Wednesday, May 25, 2011

So, that's embarrassing....

So here's a bit of levity to lighten your day. Several years ago, when I worked in a major US city that will remain nameless, I went to a meeting at an Alderman's office (I'd like to say Alderperson, because she's a woman) with my supervisor. I had taken a pen earlier off of my supervisor's desk when I was discussing a case with him and had it with me in my purse (a new Coach bag--it's a beautiful thing. =) and used it to write notes during the meeting with the Alderperson. She was discussing an ordinance that she was trying to pass, and suddenly I look down at my hands and notice that there is ink all over them, forming little pools of horror in the cracks of my fingers and around my nails. I have nothing to wipe this crap off with, mind you, because I'd left my sani-wipes at the office before I was required to run downstairs on a minute's notice to attend this meeting. Consequently, I have the brilliant idea of licking my forearm like a kitten and attempting to wipe the ink off without getting it onto my suit. Horrible plan, because I managed to simply spread the ink all over my arms and hands. The guy across from me whispered that it was on my face, too--apparently I had struck a look of concerned attention with my chin resting on my hand (yep, just like the famous sculpture). In the end, I looked like a suited, cross-dressing version of Smurfette, complete with blue arms and goatee to match.

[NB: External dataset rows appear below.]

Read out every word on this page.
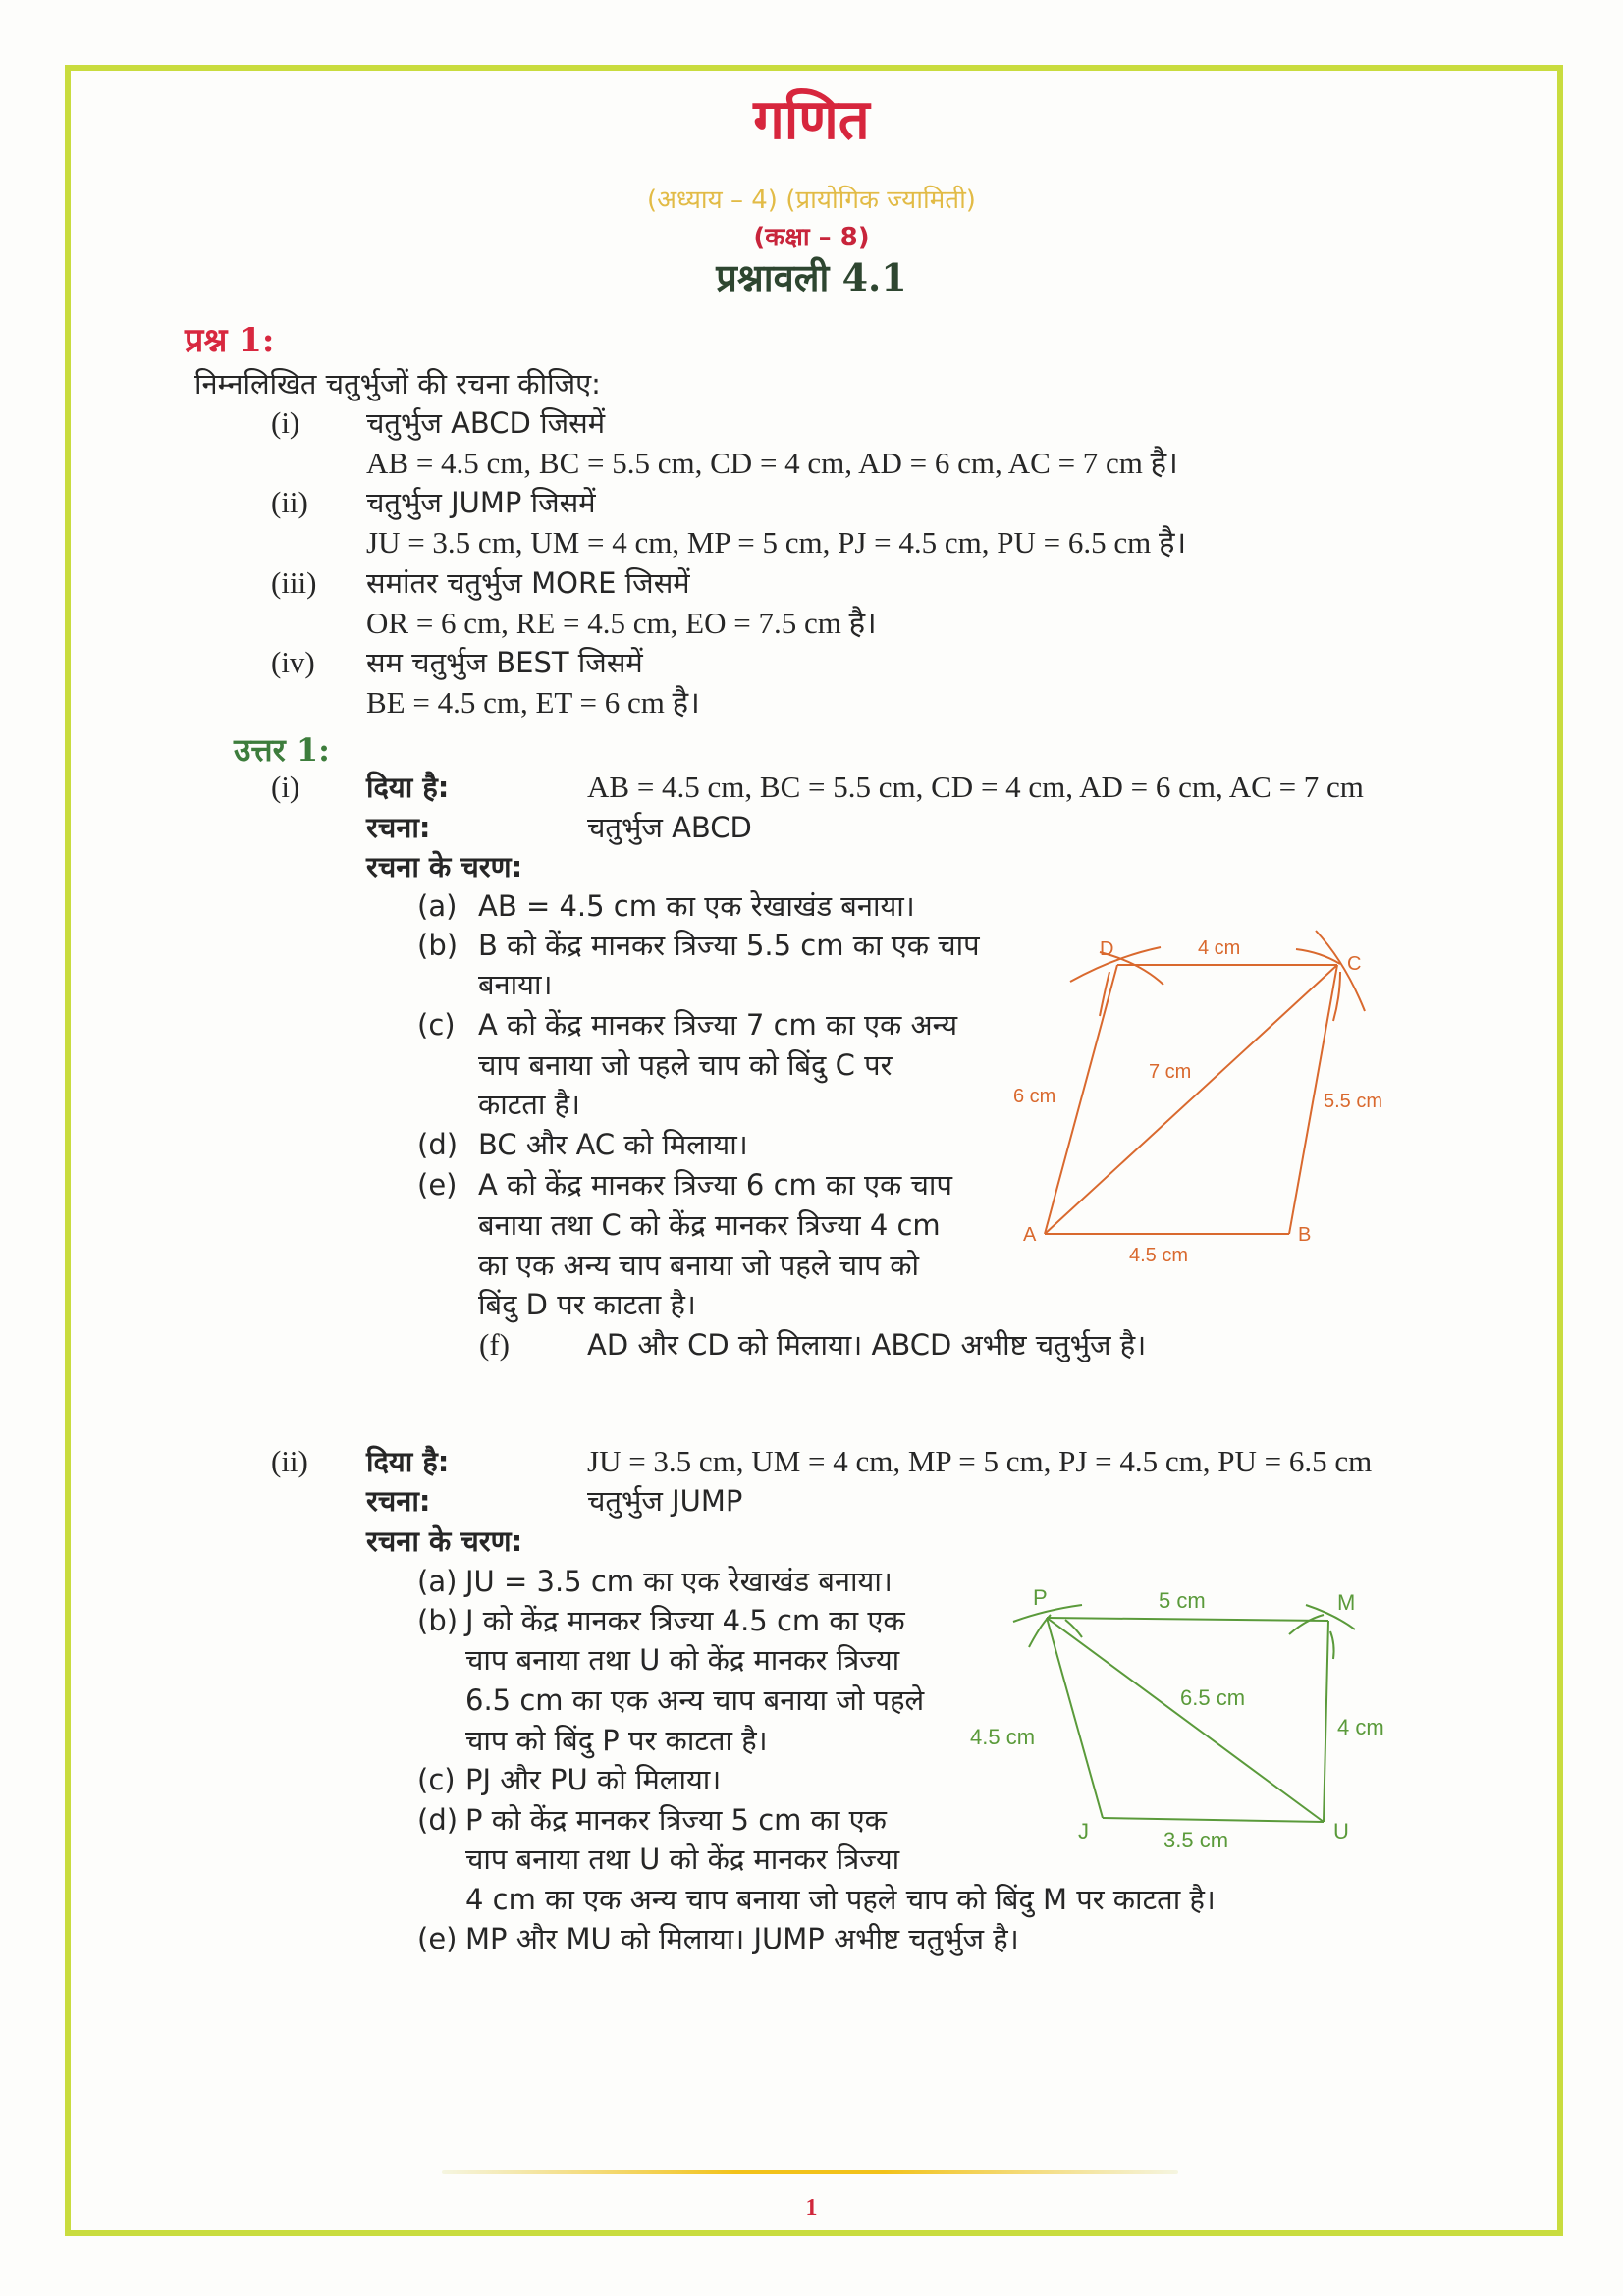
गणित
(अध्याय – 4) (प्रायोगिक ज्यामिती)
(कक्षा – 8)
प्रश्नावली 4.1
प्रश्न 1:
निम्नलिखित चतुर्भुजों की रचना कीजिए:
(i) चतुर्भुज ABCD जिसमें
AB = 4.5 cm, BC = 5.5 cm, CD = 4 cm, AD = 6 cm, AC = 7 cm है।
(ii) चतुर्भुज JUMP जिसमें
JU = 3.5 cm, UM = 4 cm, MP = 5 cm, PJ = 4.5 cm, PU = 6.5 cm है।
(iii) समांतर चतुर्भुज MORE जिसमें
OR = 6 cm, RE = 4.5 cm, EO = 7.5 cm है।
(iv) सम चतुर्भुज BEST जिसमें
BE = 4.5 cm, ET = 6 cm है।
उत्तर 1:
(i) दिया है:	AB = 4.5 cm, BC = 5.5 cm, CD = 4 cm, AD = 6 cm, AC = 7 cm
रचना:	चतुर्भुज ABCD
रचना के चरण:
(a) AB = 4.5 cm का एक रेखाखंड बनाया।
(b) B को केंद्र मानकर त्रिज्या 5.5 cm का एक चाप
बनाया।
(c) A को केंद्र मानकर त्रिज्या 7 cm का एक अन्य
चाप बनाया जो पहले चाप को बिंदु C पर
काटता है।
(d) BC और AC को मिलाया।
(e) A को केंद्र मानकर त्रिज्या 6 cm का एक चाप
बनाया तथा C को केंद्र मानकर त्रिज्या 4 cm
का एक अन्य चाप बनाया जो पहले चाप को
बिंदु D पर काटता है।
(f)	AD और CD को मिलाया। ABCD अभीष्ट चतुर्भुज है।
A	B
C
D
4.5 cm
5.5 cm
4 cm
6 cm
7 cm
(ii) दिया है:	JU = 3.5 cm, UM = 4 cm, MP = 5 cm, PJ = 4.5 cm, PU = 6.5 cm
रचना:	चतुर्भुज JUMP
रचना के चरण:
(a) JU = 3.5 cm का एक रेखाखंड बनाया।
(b) J को केंद्र मानकर त्रिज्या 4.5 cm का एक
चाप बनाया तथा U को केंद्र मानकर त्रिज्या
6.5 cm का एक अन्य चाप बनाया जो पहले
चाप को बिंदु P पर काटता है।
(c) PJ और PU को मिलाया।
(d) P को केंद्र मानकर त्रिज्या 5 cm का एक
चाप बनाया तथा U को केंद्र मानकर त्रिज्या
4 cm का एक अन्य चाप बनाया जो पहले चाप को बिंदु M पर काटता है।
(e) MP और MU को मिलाया। JUMP अभीष्ट चतुर्भुज है।
P	M
J	U
5 cm
4 cm
3.5 cm
4.5 cm
6.5 cm
1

Thankfully, my boss just laughed at me when the meeting was over, which wasn't fun because I felt humiliated all over again, so soon after my prior snafu. Turns out he hadn't even noticed what was going on.

I blame his ill gotten pen.

Wednesday, May 4, 2011

My House is NOT a Dojo

After my husband and I moved into our new house, it quickly became apparent that our new phone number used to belong to a martial arts studio. It was hilarious at first, as I pondered the notion of adopting a really terrible, fake, un-PC accent while I added "son" to the end of everyone's name as I let them know of our upcoming workshop on board-breaking for the low, low price of $250 per head.

The situation took a turn from hilarious to annoying, however, when I repeatedly heard the same response when I said that my house, is not, in fact, Master Dumbly's Martial Arts Studio and Dojo, regardless of what the circa 1998 website may be espousing. I went as far as to research the place to see if it had a new phone number where I could refer people (and possibly mail them some UFC approved arm pads), but I came up dry. Apparently, Master Dumbly's has vanished before our karate-deprived eyes. Meanwhile, I feel like someone who received the old phone number of a person with bad credit, where the horrible, half automated, half real-life person refuses to believe that I do not owe $375 to JewelryTV.com for charging some cuff links in the shape of dalmatians, and that no, I am not Mary Smith, have no idea who Mary Smith is and do not know where she could be hiding. Next time, I'm telling whoever calls that Mary Smith and Master Dumbly flew off to Ecuador while dodging the mafia to elope and have their human/alien hybrid love child.

Oh, and for the record in case you didn't catch it, my house is NOT a dojo.